GATE CSE 2006 | Question: 66

Question

Consider the following snapshot of a system running $n$ processes. Process $i$ is  holding $x_i$ instances of a resource $R$, $ 1\leq i\leq n$ . Currently, all instances of $R$ are occupied. Further, for all $i$, process $i$ has placed a request for an additional $y_i$ instances while holding the $x_i$ instances it already has. There are exactly two processes $p$ and $q$ and such that $y_p=y_q=0$. Which one of the following can serve as  a necessary condition to guarantee that the system is not approaching a deadlock?

• A. $ \min(x_{p},x_{q})<\max_{k\neq p,q}y_{k}$
• B. $ x_{p}+x_{q}\geq \min_{k\neq p,q}y_{k}$
• C. $ \max(x_{p},x_{q})>1$
• D. $ \min(x_{p},x_{q})>1$

Comments

Necessary condition

1. If necessary condition is violated you can't do future task.
2. If necessary condition is satisfied then anything can happen to future task $\left(may\ be\ done/ may\ not\ be\ done\right)$

Sufficient condition

1. If sufficient condition is satisfied you can do future task.
2. If sufficient condition is violated then anything can happen to future task $\left(may\ be\ done/ may\ not\ be\ done\right)$

   ---

    

Now coming to this question where they have asked wrt necessary condition:

if this condition gets violated $x_{p}+x_{q}\geq \min_{k\neq p,q}y_{k}$ then system will approach for deadlock.

$\therefore x_{p}+x_{q}\geq \min_{k\neq p,q}y_{k}$ must be satisfied

---

@sushmita, Can u or some-one pls explain, how u got this as Sufficient Condition ?

---

Similar question was asked based on this question in GATE 2019:

https://gateoverflow.in/302809/gate2019-39

Answer 1

B.  $x_{p}+x_{q}\geq \min_{k\neq p,q}y_{k}$

The question asks for "necessary" condition to guarantee no deadlock. i.e., without satisfying this condition "deadlock" MUST be there.

Both the processes $p$ and $q$ have no additional requirements and can be finished releasing $x_p$ + $x_q$ resources. Using this we can finish one more process only if condition B is satisfied.

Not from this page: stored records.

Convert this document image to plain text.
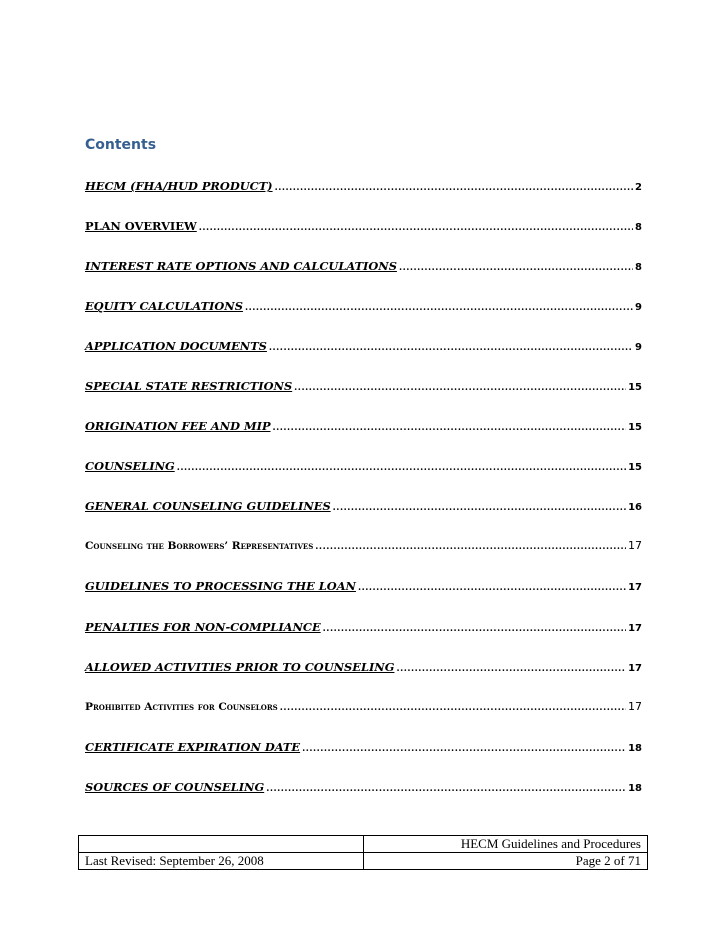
Contents
HECM (FHA/HUD PRODUCT) .....	2
PLAN OVERVIEW .....	8
INTEREST RATE OPTIONS AND CALCULATIONS .....	8
EQUITY CALCULATIONS .....	9
APPLICATION DOCUMENTS .....	9
SPECIAL STATE RESTRICTIONS .....	15
ORIGINATION FEE AND MIP .....	15
COUNSELING .....	15
GENERAL COUNSELING GUIDELINES .....	16
Counseling the Borrowers’ Representatives .....	17
GUIDELINES TO PROCESSING THE LOAN .....	17
PENALTIES FOR NON-COMPLIANCE .....	17
ALLOWED ACTIVITIES PRIOR TO COUNSELING .....	17
Prohibited Activities for Counselors .....	17
CERTIFICATE EXPIRATION DATE .....	18
SOURCES OF COUNSELING .....	18
	HECM Guidelines and Procedures
Last Revised: September 26, 2008	Page 2 of 71
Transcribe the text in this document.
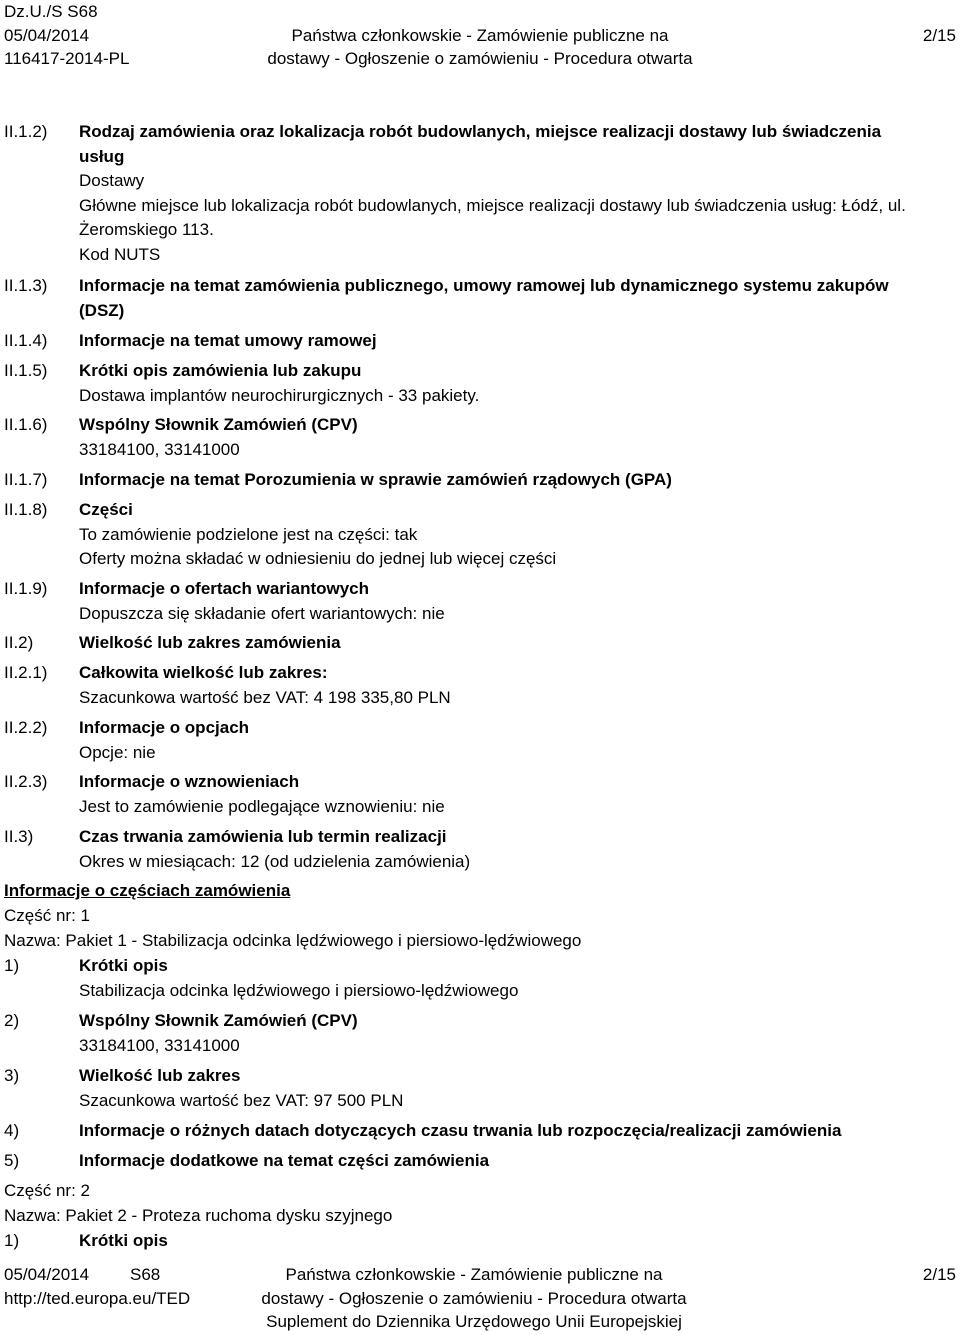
Dz.U./S S68
05/04/2014	Państwa członkowskie - Zamówienie publiczne na	2/15
116417-2014-PL	dostawy - Ogłoszenie o zamówieniu - Procedura otwarta
II.1.2)	Rodzaj zamówienia oraz lokalizacja robót budowlanych, miejsce realizacji dostawy lub świadczenia
usług
Dostawy
Główne miejsce lub lokalizacja robót budowlanych, miejsce realizacji dostawy lub świadczenia usług: Łódź, ul.
Żeromskiego 113.
Kod NUTS
II.1.3)	Informacje na temat zamówienia publicznego, umowy ramowej lub dynamicznego systemu zakupów
(DSZ)
II.1.4)	Informacje na temat umowy ramowej
II.1.5)	Krótki opis zamówienia lub zakupu
Dostawa implantów neurochirurgicznych - 33 pakiety.
II.1.6)	Wspólny Słownik Zamówień (CPV)
33184100, 33141000
II.1.7)	Informacje na temat Porozumienia w sprawie zamówień rządowych (GPA)
II.1.8)	Części
To zamówienie podzielone jest na części: tak
Oferty można składać w odniesieniu do jednej lub więcej części
II.1.9)	Informacje o ofertach wariantowych
Dopuszcza się składanie ofert wariantowych: nie
II.2)	Wielkość lub zakres zamówienia
II.2.1)	Całkowita wielkość lub zakres:
Szacunkowa wartość bez VAT: 4 198 335,80 PLN
II.2.2)	Informacje o opcjach
Opcje: nie
II.2.3)	Informacje o wznowieniach
Jest to zamówienie podlegające wznowieniu: nie
II.3)	Czas trwania zamówienia lub termin realizacji
Okres w miesiącach: 12 (od udzielenia zamówienia)
Informacje o częściach zamówienia
Część nr: 1
Nazwa: Pakiet 1 - Stabilizacja odcinka lędźwiowego i piersiowo-lędźwiowego
1)	Krótki opis
Stabilizacja odcinka lędźwiowego i piersiowo-lędźwiowego
2)	Wspólny Słownik Zamówień (CPV)
33184100, 33141000
3)	Wielkość lub zakres
Szacunkowa wartość bez VAT: 97 500 PLN
4)	Informacje o różnych datach dotyczących czasu trwania lub rozpoczęcia/realizacji zamówienia
5)	Informacje dodatkowe na temat części zamówienia
Część nr: 2
Nazwa: Pakiet 2 - Proteza ruchoma dysku szyjnego
1)	Krótki opis
05/04/2014 S68	Państwa członkowskie - Zamówienie publiczne na	2/15
http://ted.europa.eu/TED	dostawy - Ogłoszenie o zamówieniu - Procedura otwarta
Suplement do Dziennika Urzędowego Unii Europejskiej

PS: Condition B just ensures that the system can proceed from the current state. It does not guarantee that there won't be a deadlock before all processes are finished.

Comments

B is the correct option. But why d is also not correct because it is not relevant to talk about a process whose resource need is 0.

Kindly anyone answer to my query.

---

The best explanation!!!

---

Implementation of Banker’s algorithm. :)

Answer 2

See, as P and Q processes do not require any additional resource

This means, they will end and free all the resources that they are holding

Now Currently available resources in the sysem = 0 (given )

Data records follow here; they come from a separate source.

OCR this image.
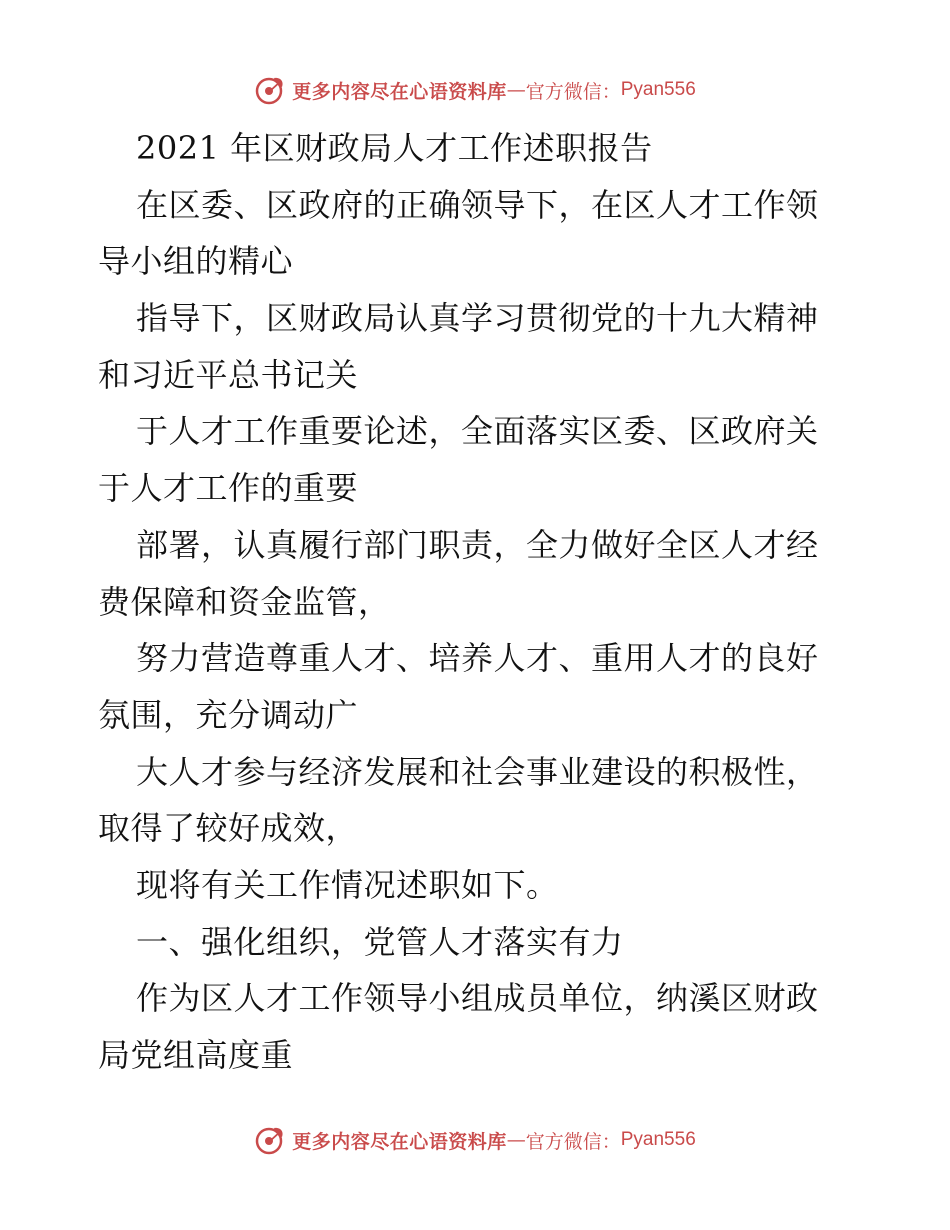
更多内容尽在心语资料库 — 官方微信： Pyan556
2021 年区财政局人才工作述职报告
在区委、区政府的正确领导下，在区人才工作领
导小组的精心
指导下，区财政局认真学习贯彻党的十九大精神
和习近平总书记关
于人才工作重要论述，全面落实区委、区政府关
于人才工作的重要
部署，认真履行部门职责，全力做好全区人才经
费保障和资金监管，
努力营造尊重人才、培养人才、重用人才的良好
氛围，充分调动广
大人才参与经济发展和社会事业建设的积极性，
取得了较好成效，
现将有关工作情况述职如下。
一、强化组织，党管人才落实有力
作为区人才工作领导小组成员单位，纳溪区财政
局党组高度重
更多内容尽在心语资料库 — 官方微信： Pyan556
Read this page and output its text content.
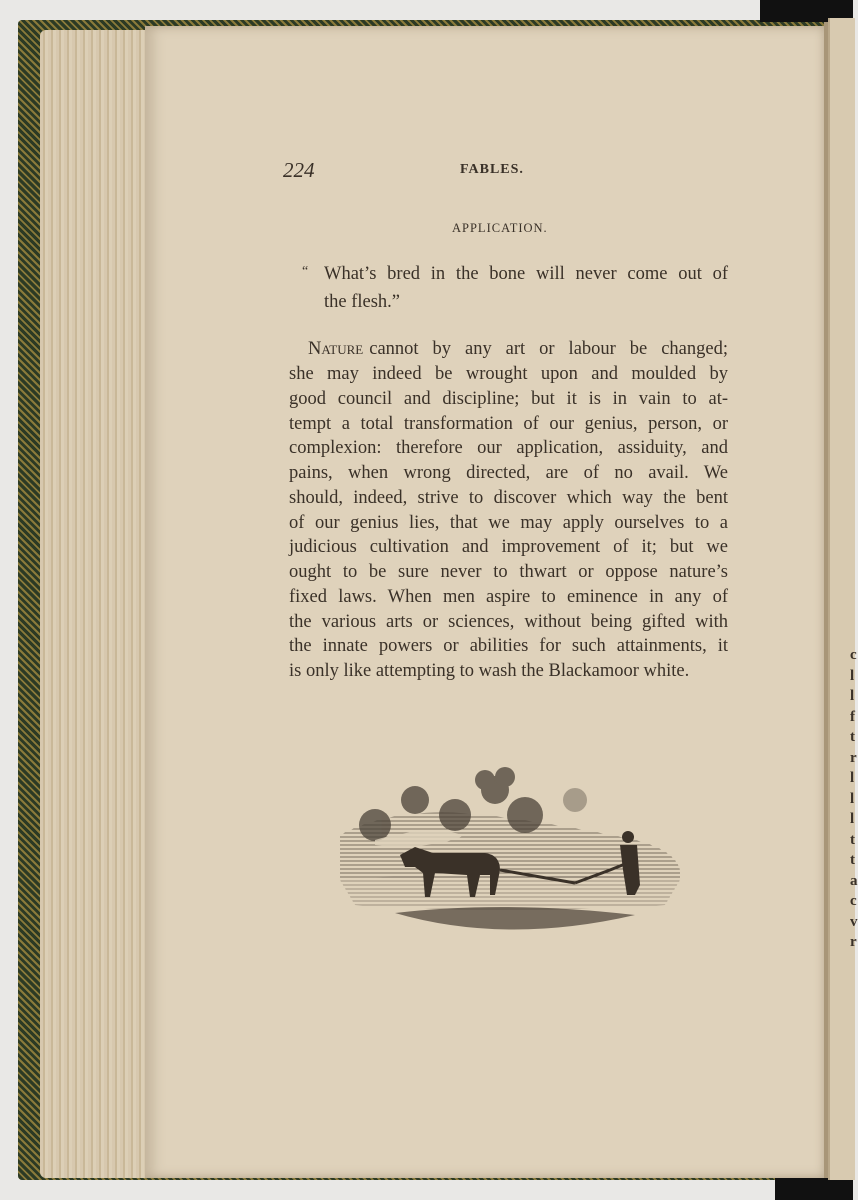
c
l
l
f
t
r
l
l
l
t
t
a
c
v
r
224	FABLES.
APPLICATION.
“ What’s bred in the bone will never come out of
the flesh.”
Nature cannot by any art or labour be changed;
she may indeed be wrought upon and moulded by
good council and discipline; but it is in vain to at-
tempt a total transformation of our genius, person, or
complexion: therefore our application, assiduity, and
pains, when wrong directed, are of no avail. We
should, indeed, strive to discover which way the bent
of our genius lies, that we may apply ourselves to a
judicious cultivation and improvement of it; but we
ought to be sure never to thwart or oppose nature’s
fixed laws. When men aspire to eminence in any of
the various arts or sciences, without being gifted with
the innate powers or abilities for such attainments, it
is only like attempting to wash the Blackamoor white.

Now, when P and Q will finish executing, they will rekease Xp and Xq resources

New Available = Xp + Xq

Now this new available must be enough for the minimum need of the Processes.

This means that we have to find such a process, whose minimum need is less or equal to available

Isnt this the condition for banker’s Algorithm

So it is simple

Xp+Xq >= min(Yk)

where k not equal to p,q

Comments

Thanks for the simple explaination :)

---

einstein once said, if you cant explain someone a concept in simple words, you yourself have not understood it that deep.

Just following his words

:)

Thanks